When the Greeks under Papandreou suggested a referendum on the GREEK AUSTERITY plan, the Greek PM was met with great consternation by the ruling elites in Brussels. A giant don’t-you-dare-call-a-referendum greeted PM Papandreou and basically forced his abdication. I warned then that the idea of a referendum on any issue of economic austerity was anathema to the EUROCRATS for the denizens of Brussels were/are fearful of testing the “PUBLIC WILL.” Every time a referendum was held it resulted in a decision opposite of the elite’s will: Another referendum was called until the “correct” result was realized. (It was usually preceded by warnings that all financial and budgetary agreements would be rendered null and void.)
This weekend had reports that the leader of the Social Democrats would push for a referendum in Germany over the principle of a FISCAL UNION COMPLETE WITH EUROBONDS. The domestic political situation is heating up in Germany and it is going to result in the ultimate NUCLEAR OPTION. The outcome of a GERMAN NATIONWIDE VOTE ON THE EU, EURO AND EUROBONDS COULD WELL PULL THE PLUG ON THE ENTIRE EU PROJECT. It is early in the process and so far mere political rhetoric but is a potentially destabilizing factor for markets. Mario Draghi has opened up a debate that he failed to anticipate. Ultimately, the German polity will be the decision maker on which path Europe will take. For now the SOVEREIGN DEBT MARKETS will be the recipient of investors’ angst.
***Quick hitter: The Canadian unemployment report was released Friday and the initial reaction was that the number was weak as the jobs number showed a loss of 30,000 versus a projected gain of 10,000, while the jobless rate increased to 7.3%. The breakdown showed that all the job losses were in part-time employment while full-time workers actually gained 21,300. Wages also grew larger than expected, thus the overall number was not as negative as the headlines reflect.
***I will continue on my theme that the Reserve Bank of Australia (RBA) made a mistake by not cutting rates at last week’s meeting. The AUSSIE YIELD CURVE is inverted on the short end (out to 3 years), reflecting a looming slowdown in the AUSSIE ECONOMY. In the release of the RBA’s quarterly statement on Friday, it revealed that the RBA is very concerned about the high level of the AUSSIE DOLLAR. Well, if the RBA is so concerned then it should have cut the rate and removed the inversion in the short end and the recent flattening in the 2/10 part of the curve.

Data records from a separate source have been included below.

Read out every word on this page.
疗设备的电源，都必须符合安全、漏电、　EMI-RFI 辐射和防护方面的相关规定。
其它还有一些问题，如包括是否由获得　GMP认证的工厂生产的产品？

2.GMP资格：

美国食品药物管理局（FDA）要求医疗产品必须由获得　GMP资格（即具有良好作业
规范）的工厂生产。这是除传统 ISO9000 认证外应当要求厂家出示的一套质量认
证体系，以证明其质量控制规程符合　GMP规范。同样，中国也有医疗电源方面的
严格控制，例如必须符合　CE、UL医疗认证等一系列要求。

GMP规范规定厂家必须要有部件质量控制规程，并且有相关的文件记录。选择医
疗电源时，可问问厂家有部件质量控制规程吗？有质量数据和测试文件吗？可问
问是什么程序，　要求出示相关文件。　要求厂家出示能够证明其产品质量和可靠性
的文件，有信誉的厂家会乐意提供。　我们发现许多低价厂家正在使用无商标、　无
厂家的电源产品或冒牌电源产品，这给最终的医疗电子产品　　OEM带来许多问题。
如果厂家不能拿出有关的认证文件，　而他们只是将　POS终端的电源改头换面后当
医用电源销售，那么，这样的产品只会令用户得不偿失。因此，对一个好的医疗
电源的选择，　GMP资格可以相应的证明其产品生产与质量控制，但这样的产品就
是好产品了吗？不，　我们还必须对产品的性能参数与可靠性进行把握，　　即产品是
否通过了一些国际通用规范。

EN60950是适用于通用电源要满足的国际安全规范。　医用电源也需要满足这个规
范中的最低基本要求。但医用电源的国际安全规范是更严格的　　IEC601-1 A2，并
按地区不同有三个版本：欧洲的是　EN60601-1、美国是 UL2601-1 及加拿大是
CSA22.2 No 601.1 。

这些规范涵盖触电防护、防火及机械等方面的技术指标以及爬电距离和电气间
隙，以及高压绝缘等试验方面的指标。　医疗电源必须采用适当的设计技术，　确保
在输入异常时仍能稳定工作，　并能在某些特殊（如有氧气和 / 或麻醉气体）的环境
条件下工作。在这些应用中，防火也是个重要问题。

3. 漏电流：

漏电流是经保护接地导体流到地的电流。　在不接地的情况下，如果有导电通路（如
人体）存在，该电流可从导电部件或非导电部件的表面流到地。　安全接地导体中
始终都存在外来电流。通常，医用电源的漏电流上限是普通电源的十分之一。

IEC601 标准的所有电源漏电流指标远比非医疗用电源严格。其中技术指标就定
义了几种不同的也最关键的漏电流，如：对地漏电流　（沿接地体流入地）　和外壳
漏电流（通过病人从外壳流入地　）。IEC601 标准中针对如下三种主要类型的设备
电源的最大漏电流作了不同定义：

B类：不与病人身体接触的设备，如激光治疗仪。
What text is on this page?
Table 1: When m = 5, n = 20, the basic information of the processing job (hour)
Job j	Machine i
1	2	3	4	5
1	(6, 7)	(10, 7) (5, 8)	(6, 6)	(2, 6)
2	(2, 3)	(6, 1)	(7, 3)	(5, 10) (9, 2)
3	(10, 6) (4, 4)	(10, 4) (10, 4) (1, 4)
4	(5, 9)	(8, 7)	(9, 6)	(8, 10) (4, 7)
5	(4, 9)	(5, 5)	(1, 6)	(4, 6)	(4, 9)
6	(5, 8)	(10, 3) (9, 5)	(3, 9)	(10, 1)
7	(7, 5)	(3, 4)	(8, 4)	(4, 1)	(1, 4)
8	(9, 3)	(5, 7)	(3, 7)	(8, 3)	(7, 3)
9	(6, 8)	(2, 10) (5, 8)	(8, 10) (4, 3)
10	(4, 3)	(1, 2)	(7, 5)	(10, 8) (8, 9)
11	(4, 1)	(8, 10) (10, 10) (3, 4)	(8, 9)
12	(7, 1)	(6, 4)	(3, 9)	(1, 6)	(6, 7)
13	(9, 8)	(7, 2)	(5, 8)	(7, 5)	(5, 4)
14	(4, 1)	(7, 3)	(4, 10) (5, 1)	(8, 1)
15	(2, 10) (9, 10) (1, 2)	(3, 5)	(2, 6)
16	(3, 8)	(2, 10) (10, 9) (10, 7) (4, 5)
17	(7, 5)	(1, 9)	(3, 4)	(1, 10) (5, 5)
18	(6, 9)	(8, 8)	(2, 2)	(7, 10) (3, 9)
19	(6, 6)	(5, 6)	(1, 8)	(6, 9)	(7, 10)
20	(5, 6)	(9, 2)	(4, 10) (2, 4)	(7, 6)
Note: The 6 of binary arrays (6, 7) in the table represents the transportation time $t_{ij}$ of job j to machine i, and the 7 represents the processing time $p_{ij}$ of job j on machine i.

There is talk of some type of SWISS LIKE PROGRAM OF CURRENCY INTERVENTION BUT THAT WOULD BE FOOLISH FOR LIKE THE SWISS THE RBA WOULD HAVE TO INVEST ANY OF THE INTERVENTION INTO MORE RISKIER CURRENCIES. The RBA need not entertain such a plan as it has plenty of room to cut rates before a program of intervention.
***G-20 is concerned about recent rise in food prices … really. The food for energy program was a great idea as long as global crops were not met by drought. Now that the U.S. is in the midst of a severe drought the use of grain to make fuel is causing fear of political upheaval in food-importing nations. The G-20 is looking for ways to preserve present supplies but if the U.S. crops continue to deteriorate then there has to be a fear that the world’s largest grain exporter will cut back on global supplies. The Middle East political situation is already fragile. A rapid rise in food prices would create even more uncertainty.
The markets have been worried about rising energy prices but history has shown that food shortages are the major political destabilizer. Prices have already risen to record levels but continued crop destruction will be the wild card for the next six months. Let’s hope that South America plants fence post to fence post and gets rain.